RRCD: Redirecci\'on de Registros Basada en Compresi\'on de Datos para Tolerar FallosPermanentes en una GPU

TL;DR

This paper introduces DC-Patch, a microarchitectural technique that compresses register data to tolerate permanent faults in GPU register files operating below safe voltage levels, significantly reducing energy consumption while maintaining reliability.

Contribution

The paper presents a novel run-time register compression method, DC-Patch, that tolerates permanent faults without compiler changes or instruction set modifications, improving energy efficiency in faulty GPU register files.

Findings

Reduces energy consumption by 47% compared to conventional register files.

Ensures reliable operation with over a third faulty register entries.
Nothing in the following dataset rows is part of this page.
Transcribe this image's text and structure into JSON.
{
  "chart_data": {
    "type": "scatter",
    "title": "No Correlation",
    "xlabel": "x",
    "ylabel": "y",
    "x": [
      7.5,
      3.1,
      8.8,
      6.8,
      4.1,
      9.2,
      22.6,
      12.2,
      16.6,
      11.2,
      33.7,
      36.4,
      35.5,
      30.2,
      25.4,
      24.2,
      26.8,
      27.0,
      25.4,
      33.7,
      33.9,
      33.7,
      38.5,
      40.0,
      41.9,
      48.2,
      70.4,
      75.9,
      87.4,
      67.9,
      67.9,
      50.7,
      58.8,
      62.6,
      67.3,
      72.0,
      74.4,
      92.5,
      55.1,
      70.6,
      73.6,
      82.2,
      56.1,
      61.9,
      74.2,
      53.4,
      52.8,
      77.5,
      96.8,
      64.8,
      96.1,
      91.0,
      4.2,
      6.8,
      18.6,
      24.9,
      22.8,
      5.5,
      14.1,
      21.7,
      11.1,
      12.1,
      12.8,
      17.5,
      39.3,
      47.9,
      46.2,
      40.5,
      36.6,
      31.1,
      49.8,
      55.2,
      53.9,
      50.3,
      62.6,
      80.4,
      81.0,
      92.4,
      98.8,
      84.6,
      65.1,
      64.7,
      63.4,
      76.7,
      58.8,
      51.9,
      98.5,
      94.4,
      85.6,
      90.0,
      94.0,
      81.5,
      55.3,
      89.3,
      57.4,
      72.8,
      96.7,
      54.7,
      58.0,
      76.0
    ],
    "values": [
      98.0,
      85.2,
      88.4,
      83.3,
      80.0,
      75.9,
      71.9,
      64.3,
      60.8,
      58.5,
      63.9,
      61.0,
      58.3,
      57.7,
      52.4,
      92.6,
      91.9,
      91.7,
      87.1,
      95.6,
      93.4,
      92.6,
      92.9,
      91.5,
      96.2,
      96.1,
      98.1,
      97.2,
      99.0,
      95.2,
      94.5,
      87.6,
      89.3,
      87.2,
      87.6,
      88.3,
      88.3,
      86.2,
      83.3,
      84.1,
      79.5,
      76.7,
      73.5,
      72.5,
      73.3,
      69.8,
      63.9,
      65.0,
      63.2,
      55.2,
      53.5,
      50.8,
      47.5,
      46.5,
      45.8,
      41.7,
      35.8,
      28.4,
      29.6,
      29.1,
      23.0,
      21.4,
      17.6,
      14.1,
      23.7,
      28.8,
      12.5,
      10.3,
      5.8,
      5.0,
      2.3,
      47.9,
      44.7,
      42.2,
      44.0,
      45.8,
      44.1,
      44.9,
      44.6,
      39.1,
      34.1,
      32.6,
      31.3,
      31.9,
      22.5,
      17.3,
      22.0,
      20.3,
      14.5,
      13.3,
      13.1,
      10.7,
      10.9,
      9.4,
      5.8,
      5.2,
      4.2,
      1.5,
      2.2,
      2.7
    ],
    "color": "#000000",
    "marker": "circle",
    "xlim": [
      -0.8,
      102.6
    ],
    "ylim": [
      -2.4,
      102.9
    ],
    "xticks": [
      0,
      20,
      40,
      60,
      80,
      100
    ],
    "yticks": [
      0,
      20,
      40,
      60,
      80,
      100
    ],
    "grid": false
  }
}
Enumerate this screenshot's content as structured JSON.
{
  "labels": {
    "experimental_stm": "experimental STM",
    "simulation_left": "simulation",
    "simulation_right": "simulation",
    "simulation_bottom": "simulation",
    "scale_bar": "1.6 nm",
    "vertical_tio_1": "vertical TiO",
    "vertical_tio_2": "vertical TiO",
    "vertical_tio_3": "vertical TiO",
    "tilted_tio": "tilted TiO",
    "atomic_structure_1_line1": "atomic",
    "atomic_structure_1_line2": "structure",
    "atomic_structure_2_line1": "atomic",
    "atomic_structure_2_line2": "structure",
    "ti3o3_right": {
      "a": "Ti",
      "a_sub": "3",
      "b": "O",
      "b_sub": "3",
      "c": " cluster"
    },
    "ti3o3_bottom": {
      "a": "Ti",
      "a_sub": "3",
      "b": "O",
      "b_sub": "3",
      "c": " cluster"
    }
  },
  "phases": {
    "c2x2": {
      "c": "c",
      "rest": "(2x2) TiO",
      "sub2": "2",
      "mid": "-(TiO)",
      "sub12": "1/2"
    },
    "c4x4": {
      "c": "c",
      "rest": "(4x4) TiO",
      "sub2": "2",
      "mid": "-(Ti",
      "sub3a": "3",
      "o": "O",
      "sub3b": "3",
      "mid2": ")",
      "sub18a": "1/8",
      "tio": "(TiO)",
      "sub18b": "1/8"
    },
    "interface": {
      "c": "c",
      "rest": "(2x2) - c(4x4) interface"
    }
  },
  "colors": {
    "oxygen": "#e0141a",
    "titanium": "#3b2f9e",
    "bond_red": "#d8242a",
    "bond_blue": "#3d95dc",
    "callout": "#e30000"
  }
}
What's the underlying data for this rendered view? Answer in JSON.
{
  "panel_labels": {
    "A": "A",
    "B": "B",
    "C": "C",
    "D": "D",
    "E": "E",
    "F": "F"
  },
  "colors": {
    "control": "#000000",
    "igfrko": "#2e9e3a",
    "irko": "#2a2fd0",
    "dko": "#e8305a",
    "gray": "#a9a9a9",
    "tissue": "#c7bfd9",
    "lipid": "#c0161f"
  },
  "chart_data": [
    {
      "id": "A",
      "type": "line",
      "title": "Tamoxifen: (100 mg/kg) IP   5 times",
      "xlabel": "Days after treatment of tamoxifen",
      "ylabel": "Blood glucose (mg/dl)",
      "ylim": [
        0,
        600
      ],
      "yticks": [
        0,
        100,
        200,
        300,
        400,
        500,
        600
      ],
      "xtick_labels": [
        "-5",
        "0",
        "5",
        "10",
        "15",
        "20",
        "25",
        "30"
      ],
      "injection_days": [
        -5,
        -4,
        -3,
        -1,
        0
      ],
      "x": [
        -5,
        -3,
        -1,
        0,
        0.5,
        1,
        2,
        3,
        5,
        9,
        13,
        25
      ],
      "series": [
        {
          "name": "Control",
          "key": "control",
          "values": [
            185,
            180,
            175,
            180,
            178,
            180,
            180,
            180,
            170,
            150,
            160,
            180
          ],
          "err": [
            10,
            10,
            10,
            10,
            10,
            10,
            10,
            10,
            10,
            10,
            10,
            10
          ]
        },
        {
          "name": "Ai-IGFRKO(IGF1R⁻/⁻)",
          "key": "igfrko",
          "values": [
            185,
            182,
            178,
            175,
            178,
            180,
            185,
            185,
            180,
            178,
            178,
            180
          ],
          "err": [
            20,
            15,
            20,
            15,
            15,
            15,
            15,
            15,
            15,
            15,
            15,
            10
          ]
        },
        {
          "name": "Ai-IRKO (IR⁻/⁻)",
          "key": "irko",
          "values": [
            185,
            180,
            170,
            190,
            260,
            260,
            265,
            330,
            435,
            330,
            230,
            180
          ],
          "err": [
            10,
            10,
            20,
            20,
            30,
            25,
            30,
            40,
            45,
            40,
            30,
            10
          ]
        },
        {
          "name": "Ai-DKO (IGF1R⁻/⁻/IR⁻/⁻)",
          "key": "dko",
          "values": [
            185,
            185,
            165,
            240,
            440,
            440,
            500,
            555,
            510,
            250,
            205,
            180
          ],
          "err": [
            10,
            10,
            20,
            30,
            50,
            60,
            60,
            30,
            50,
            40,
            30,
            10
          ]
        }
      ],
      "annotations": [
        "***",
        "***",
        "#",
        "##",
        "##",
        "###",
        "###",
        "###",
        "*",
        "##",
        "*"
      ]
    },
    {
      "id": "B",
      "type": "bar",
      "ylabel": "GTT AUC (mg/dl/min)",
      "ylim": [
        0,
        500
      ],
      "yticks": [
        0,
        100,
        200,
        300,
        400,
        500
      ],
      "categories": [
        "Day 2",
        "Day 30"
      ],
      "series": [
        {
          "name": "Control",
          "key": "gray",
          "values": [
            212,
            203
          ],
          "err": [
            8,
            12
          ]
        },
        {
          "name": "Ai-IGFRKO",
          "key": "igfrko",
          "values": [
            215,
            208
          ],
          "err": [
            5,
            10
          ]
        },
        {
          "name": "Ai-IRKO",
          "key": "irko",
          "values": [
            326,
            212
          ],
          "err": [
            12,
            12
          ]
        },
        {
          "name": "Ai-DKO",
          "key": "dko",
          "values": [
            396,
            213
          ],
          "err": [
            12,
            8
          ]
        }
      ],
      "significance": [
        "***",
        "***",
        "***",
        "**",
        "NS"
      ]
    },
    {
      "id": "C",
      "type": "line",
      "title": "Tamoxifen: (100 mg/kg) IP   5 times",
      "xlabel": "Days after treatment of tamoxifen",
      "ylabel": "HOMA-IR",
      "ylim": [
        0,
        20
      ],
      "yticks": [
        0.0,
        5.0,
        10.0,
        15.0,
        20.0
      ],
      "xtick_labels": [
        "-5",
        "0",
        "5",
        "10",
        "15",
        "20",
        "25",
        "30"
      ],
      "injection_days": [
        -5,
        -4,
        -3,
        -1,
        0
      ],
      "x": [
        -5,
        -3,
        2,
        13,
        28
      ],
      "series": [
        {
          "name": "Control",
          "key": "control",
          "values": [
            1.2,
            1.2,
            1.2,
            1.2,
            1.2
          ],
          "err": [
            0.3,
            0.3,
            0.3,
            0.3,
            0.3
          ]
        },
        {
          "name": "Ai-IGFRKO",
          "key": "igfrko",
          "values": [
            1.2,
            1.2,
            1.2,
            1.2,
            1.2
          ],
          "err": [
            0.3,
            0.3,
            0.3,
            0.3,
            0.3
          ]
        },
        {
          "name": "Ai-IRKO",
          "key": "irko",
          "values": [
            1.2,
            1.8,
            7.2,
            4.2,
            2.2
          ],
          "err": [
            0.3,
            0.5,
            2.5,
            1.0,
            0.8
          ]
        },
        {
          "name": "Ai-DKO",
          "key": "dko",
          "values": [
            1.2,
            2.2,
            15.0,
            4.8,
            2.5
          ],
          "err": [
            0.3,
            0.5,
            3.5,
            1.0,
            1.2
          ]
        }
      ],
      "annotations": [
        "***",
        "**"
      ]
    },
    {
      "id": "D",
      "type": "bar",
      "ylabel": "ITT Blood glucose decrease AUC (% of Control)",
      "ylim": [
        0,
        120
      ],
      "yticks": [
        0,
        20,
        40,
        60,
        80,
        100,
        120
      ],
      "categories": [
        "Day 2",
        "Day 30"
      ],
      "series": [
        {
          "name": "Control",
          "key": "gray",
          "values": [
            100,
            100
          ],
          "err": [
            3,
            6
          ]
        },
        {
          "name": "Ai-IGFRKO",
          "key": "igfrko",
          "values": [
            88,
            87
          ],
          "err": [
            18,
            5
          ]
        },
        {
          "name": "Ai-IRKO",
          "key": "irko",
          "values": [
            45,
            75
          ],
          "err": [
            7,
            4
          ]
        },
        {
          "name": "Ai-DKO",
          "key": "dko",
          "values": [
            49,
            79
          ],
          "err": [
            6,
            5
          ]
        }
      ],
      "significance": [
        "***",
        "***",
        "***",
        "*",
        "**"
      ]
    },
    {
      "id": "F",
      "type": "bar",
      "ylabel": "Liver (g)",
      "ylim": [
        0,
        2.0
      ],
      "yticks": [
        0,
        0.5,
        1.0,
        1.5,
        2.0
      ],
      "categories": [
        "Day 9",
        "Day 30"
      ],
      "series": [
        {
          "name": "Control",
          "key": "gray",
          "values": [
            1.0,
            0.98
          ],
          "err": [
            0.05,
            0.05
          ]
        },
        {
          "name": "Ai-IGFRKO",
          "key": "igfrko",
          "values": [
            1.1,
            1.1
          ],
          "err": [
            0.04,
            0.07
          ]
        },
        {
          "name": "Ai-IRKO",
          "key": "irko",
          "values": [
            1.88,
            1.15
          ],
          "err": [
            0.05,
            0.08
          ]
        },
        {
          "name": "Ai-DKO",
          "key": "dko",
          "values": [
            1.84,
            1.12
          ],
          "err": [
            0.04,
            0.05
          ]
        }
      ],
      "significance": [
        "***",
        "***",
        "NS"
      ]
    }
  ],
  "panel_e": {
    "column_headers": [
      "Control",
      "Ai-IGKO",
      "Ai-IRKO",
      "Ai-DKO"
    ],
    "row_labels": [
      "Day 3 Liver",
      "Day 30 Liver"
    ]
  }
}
Implements with less than 2% system performance impact.

Abstract

The ever-increasing parallelism demand of General-Purpose Graphics Processing Unit (GPGPU) applications pushes toward larger and more energy-hungry register files in successive GPU generations. Reducing the supply voltage beyond its safe limit is an effective way to improve the energy efficiency of register files. However, at these operating voltages, the reliability of the circuit is compromised. This work aims to tolerate permanent faults from process variations in large GPU register files operating below the safe supply voltage limit. To do so, this paper proposes a microarchitectural patching technique, DC-Patch, exploiting the inherent data redundancy of applications to compress registers at run-time with neither compiler assistance nor instruction set modifications. Instead of disabling an entire faulty register file entry, DC-Patch leverages the reliable cells within a faulty entry to store compressed register values. Experimental results show that, with more than a third of faulty register entries, DC-Patch ensures a reliable operation of the register file and reduces the energy consumption by 47% with respect to a conventional register file working at nominal supply voltage. The energy savings are 21% compared to a voltage noise smoothing scheme operating at the safe supply voltage limit. These benefits are obtained with less than 2 and 6% impact on the system performance and area, respectively.